Traditions-Konzerne wie Danone oder Nestle hätten den Trend dagegen verschlafen, kritisieren Experten. «Es gibt aber massive Bestrebungen der Branche, das aufzuholen», sagt Fondsmanager Jökel. Die Grossen kaufen Start-ups aus der Lebensmittel- und Agrarindustrie auf oder versuchen, aus eigener Kraft das Geschäft mit zuckerreduzierten und veganen Produkten auszubauen. So übernahm Nestle etwa die Firma Terrafertil, die sich auf gesunde Snacks spezialisiert hat, und versucht, den Zucker-, Fett- und Salzanteil in Nahrungsmitteln zu verringern. Andere Bereiche wie das US-Süssigkeitengeschäft oder die in Frankreich und Deutschland bekannte Fleisch-Marke Herta hat der Schweizer Konzern verkauft oder zur Disposition gestellt.
Vegane Burger aus dem 3D-Drucker
«Die Unternehmen kommen gar nicht mehr darum herum, sich auf ernährungsbewusstere Konsumenten einzustellen», ist sich Jökel sicher. «Die ganze Industrie wird sich in den nächsten 20 Jahren extrem verändern.» Selbst US-Starinvestor Warren Buffett räumte ein, dass er auf das falsche Pferd gesetzt hat. So schrieb er auf Beteiligungen an Coca-Cola und Kraft Heinz Milliardensummen ab, weil die Markenwerte der auf zuckerhaltige Lebensmittel und Getränke spezialisierten Firmen an Substanz verloren haben. An der Börse stürzten die Kurse in den Keller.
Die Vereinten Nationen rechnen damit, dass 2050 etwa 9,7 Milliarden Menschen auf dem Globus leben. Gut zwei Milliarden mehr als jetzt. Vor allem Fleischhersteller suchen deshalb nach alternativen Möglichkeiten, um den steigenden Protein-Bedarf - für die Tierzucht und den Menschen - abzudecken. So mischt etwa das deutsche Startup Plumentofoods Nudeln Insektenpulver bei. Die kalifornische Firma Beyond Meat, an der der US-Fleischgigant Tyson Foods beteiligt ist, stellt «In-vitro-Fleisch» her, das aus pflanzlichem Material in der Petrischale gezüchtet wird. Und das israelische Startup Jet-Eat entwickelte gar einen 3D-Drucker für vegane Burger.

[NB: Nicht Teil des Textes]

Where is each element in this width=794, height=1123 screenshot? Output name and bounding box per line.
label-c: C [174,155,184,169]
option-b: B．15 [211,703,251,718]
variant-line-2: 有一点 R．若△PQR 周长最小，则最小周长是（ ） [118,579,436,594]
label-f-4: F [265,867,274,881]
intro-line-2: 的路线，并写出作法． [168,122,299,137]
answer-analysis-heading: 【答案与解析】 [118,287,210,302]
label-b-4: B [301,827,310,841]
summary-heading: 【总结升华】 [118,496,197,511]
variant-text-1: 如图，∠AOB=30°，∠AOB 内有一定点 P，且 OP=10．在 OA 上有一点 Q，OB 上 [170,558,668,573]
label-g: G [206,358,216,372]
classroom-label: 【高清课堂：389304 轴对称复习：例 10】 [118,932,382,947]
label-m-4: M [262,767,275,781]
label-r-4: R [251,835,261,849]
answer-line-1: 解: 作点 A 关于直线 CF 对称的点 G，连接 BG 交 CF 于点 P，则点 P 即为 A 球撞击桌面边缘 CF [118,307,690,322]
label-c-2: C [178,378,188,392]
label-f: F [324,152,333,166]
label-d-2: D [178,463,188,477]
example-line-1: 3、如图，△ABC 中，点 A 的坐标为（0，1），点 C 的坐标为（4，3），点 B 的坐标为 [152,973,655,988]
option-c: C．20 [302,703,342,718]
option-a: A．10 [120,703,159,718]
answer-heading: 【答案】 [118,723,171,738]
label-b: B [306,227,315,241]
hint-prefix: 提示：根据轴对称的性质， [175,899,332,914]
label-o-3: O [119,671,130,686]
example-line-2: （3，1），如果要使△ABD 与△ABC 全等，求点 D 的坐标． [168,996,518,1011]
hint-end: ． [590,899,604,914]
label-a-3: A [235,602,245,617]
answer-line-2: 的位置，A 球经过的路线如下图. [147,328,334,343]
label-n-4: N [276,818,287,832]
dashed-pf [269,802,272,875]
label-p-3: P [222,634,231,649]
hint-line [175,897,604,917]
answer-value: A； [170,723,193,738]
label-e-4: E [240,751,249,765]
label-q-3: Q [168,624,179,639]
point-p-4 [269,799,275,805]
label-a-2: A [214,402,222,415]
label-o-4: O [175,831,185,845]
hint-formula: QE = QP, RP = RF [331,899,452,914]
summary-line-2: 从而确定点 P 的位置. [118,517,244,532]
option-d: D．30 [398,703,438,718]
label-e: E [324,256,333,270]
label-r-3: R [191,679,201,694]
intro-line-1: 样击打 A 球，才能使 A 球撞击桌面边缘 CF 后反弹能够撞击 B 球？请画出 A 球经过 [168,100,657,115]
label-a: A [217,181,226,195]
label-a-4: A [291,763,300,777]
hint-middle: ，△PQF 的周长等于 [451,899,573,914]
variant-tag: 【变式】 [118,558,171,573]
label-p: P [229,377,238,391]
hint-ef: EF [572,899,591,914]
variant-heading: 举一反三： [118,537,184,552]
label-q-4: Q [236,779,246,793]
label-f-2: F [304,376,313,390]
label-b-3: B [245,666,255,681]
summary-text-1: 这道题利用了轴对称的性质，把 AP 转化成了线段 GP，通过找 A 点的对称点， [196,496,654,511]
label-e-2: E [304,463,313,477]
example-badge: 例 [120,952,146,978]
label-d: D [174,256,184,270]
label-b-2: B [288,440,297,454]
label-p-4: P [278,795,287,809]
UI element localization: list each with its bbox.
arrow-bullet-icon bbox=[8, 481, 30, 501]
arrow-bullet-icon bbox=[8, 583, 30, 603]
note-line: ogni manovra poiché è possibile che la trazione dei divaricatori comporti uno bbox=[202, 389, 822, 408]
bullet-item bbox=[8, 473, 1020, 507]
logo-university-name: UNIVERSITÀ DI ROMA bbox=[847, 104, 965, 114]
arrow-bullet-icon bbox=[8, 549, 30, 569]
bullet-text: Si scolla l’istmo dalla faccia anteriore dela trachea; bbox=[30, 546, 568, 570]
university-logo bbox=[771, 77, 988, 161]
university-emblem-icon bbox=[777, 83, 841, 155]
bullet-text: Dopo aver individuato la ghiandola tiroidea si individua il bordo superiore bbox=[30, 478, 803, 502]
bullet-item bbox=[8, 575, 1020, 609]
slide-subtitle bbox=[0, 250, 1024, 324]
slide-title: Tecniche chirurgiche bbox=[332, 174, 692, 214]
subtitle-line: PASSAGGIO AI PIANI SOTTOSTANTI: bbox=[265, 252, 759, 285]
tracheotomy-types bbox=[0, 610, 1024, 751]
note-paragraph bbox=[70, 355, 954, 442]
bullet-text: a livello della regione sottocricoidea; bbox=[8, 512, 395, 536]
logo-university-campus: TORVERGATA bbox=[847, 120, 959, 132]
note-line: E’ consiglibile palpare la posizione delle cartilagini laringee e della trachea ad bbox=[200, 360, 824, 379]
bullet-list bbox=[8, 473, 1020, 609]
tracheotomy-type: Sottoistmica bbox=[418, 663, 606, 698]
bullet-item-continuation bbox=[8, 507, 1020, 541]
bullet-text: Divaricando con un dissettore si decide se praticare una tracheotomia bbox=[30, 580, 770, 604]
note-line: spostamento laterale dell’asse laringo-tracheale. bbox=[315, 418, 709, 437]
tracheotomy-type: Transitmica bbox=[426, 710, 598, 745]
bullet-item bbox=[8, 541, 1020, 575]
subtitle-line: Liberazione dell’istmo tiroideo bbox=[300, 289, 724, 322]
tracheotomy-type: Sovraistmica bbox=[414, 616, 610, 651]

«Es gibt unzählige interessante Ansätze, aber um eine Revolution handelt es sich meiner Ansicht nach nicht», erläutert Professor Hans-Wilhelm Windhorst von der Universität Vechta. «Der Trend hin zu Fleischersatz-Produkten wird Fahrt aufnehmen, aber es wird Jahrzehnte dauern, bis solche Firmen signifikante Marktanteile gewinnen können.» Vor allem müssten Öko-Produkte günstiger und besser sein als die herkömmlichen Nahrungsmittel. Auch ZKB-Analyst Schwendimann räumt ein, dass es für Unternehmen nicht einfach sei, Gesundes zu produzieren und es dann auch noch gewinnbringend zu verkaufen. «Die meisten Konsumenten wollen sich zwar gesünder ernähren, am Ende kauft der Konsument jedoch nur, was ihm schmeckt. Im Zweifel ist ihm dann egal, ob der Schokoriegel viel oder wenig Zucker enthält.»